The most common use for absolute pressure sensors is reading manifold pressure. PSIa sensors are required if you wish to measure vacuum. A PSIa sensor will read about 14.7 PSI when the sensing element is exposed to atmospheric pressure at sea level however they can be recalibrated to read zero at atmospheric and a negative number at values less than atmospheric pressure.
- Brass sensors accurate to within 3% of full scale (pressure sensors)
- High-quality sealed sensor housings are virtually impervious to automotive fluids (360-degree welded wetted area)
- Connector and pins included
- Accuracy: +/- 3% Full Scale over -40C to 105C includes Repeatability, Hysteresis and Linearity
- Operating Temp: -40C to 105C / -40F to 221F
- Burst Pressure: 150PSI
- Response Time: < 1ms
- Vibration:100 to 2000Hz, 20g Sinusoidal, 3 Axes
- Sensor Body: Brass
- Wetted Materials: 304L & 316L Stainless Steel
- Thread: 1/8" NPT Male Thread
- Weight: < 85 Grams
- Supply Current:
- Output: .5 to 4.5Vdc Linear
- Elec.
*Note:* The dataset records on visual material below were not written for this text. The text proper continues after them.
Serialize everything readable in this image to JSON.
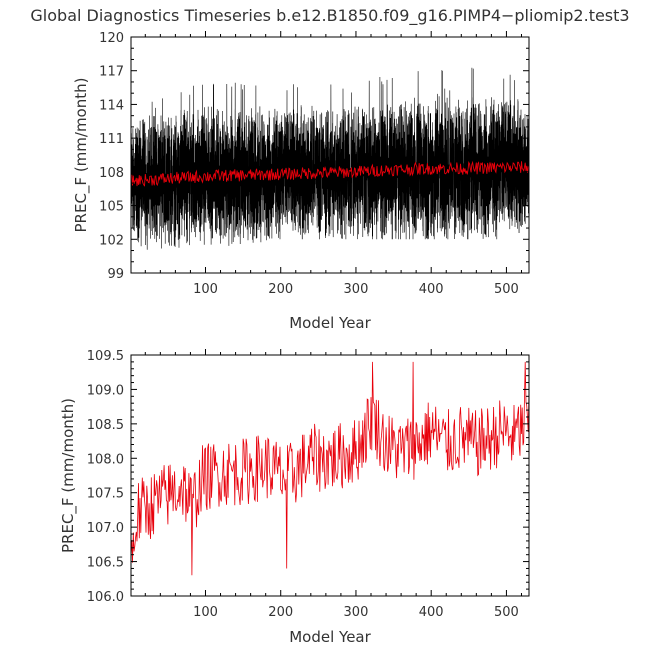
{
  "title": "Global Diagnostics Timeseries b.e12.B1850.f09_g16.PIMP4−pliomip2.test3",
  "chart_data": [
    {
      "type": "line",
      "xlabel": "Model Year",
      "ylabel": "PREC_F (mm/month)",
      "xlim": [
        1,
        530
      ],
      "ylim": [
        99,
        120
      ],
      "xticks": [
        100,
        200,
        300,
        400,
        500
      ],
      "yticks": [
        99,
        102,
        105,
        108,
        111,
        114,
        117,
        120
      ],
      "ytick_labels": [
        "99",
        "102",
        "105",
        "108",
        "111",
        "114",
        "117",
        "120"
      ],
      "series": [
        {
          "role": "monthly",
          "color": "#000000",
          "note_values": "monthly values, ~6360 points, fluctuating roughly between 100 and 118 around the annual mean",
          "envelope": {
            "x": [
              1,
              100,
              200,
              300,
              400,
              500,
              530
            ],
            "low": [
              101,
              101,
              102,
              102,
              102,
              102,
              103
            ],
            "high": [
              114,
              116,
              116,
              116,
              118,
              117,
              116
            ]
          }
        },
        {
          "role": "annual",
          "color": "#e8000b",
          "x": [
            1,
            50,
            100,
            150,
            200,
            250,
            300,
            350,
            400,
            450,
            500,
            530
          ],
          "values": [
            107.2,
            107.4,
            107.6,
            107.7,
            107.8,
            107.9,
            108.0,
            108.2,
            108.3,
            108.3,
            108.4,
            108.4
          ]
        }
      ]
    },
    {
      "type": "line",
      "xlabel": "Model Year",
      "ylabel": "PREC_F (mm/month)",
      "xlim": [
        1,
        530
      ],
      "ylim": [
        106.0,
        109.5
      ],
      "xticks": [
        100,
        200,
        300,
        400,
        500
      ],
      "yticks": [
        106.0,
        106.5,
        107.0,
        107.5,
        108.0,
        108.5,
        109.0,
        109.5
      ],
      "ytick_labels": [
        "106.0",
        "106.5",
        "107.0",
        "107.5",
        "108.0",
        "108.5",
        "109.0",
        "109.5"
      ],
      "series": [
        {
          "role": "annual",
          "color": "#e8000b",
          "x": [
            1,
            10,
            25,
            40,
            55,
            70,
            82,
            95,
            120,
            150,
            180,
            208,
            240,
            270,
            300,
            322,
            340,
            360,
            380,
            400,
            420,
            440,
            460,
            480,
            495,
            510,
            525
          ],
          "values": [
            106.5,
            107.2,
            107.3,
            107.4,
            107.5,
            107.6,
            107.3,
            107.7,
            107.8,
            107.8,
            107.9,
            107.7,
            108.0,
            108.0,
            108.1,
            108.6,
            108.2,
            108.1,
            108.2,
            108.4,
            108.2,
            108.3,
            108.2,
            108.3,
            108.4,
            108.3,
            108.5
          ],
          "highlights": [
            {
              "x": 82,
              "value": 106.3
            },
            {
              "x": 208,
              "value": 106.4
            },
            {
              "x": 322,
              "value": 109.4
            },
            {
              "x": 376,
              "value": 109.4
            },
            {
              "x": 525,
              "value": 109.4
            }
          ]
        }
      ]
    }
  ]
}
Termination: Integral weatherproof connector, includes mating connector, pins & pin lock
- Includes: 75 PSIa or 5 Bar Brass Sensor, Connector, Pins & Pin Lock
Which Pressure Sensor is right for you?
There are many different tools that can be used for measurement, but the degree of accuracy is dependent upon the tool. For example, a ruler can measure distance with a good degree of accuracy, but for a more precise measurement a caliper should be used. The difference between a brass pressure sensor and a stainless steel pressure sensor is similar if we think about it in these terms:
Brass Pressure Sensor = Ruler
Use a Brass Pressure Sensor where you need a good reference to what pressure is being seen.
Example: Brass Pressure Sensor used for a Boost Gauge – Reference/Information for knowing manifold pressure, not for ECU calibration.
Stainless Pressure Sensor = Caliper
Use a SS Pressure Sensor where you need exact details of the pressure.
Example: MAP Sensor information for the ECU – Calibration/crucial information for the ECU.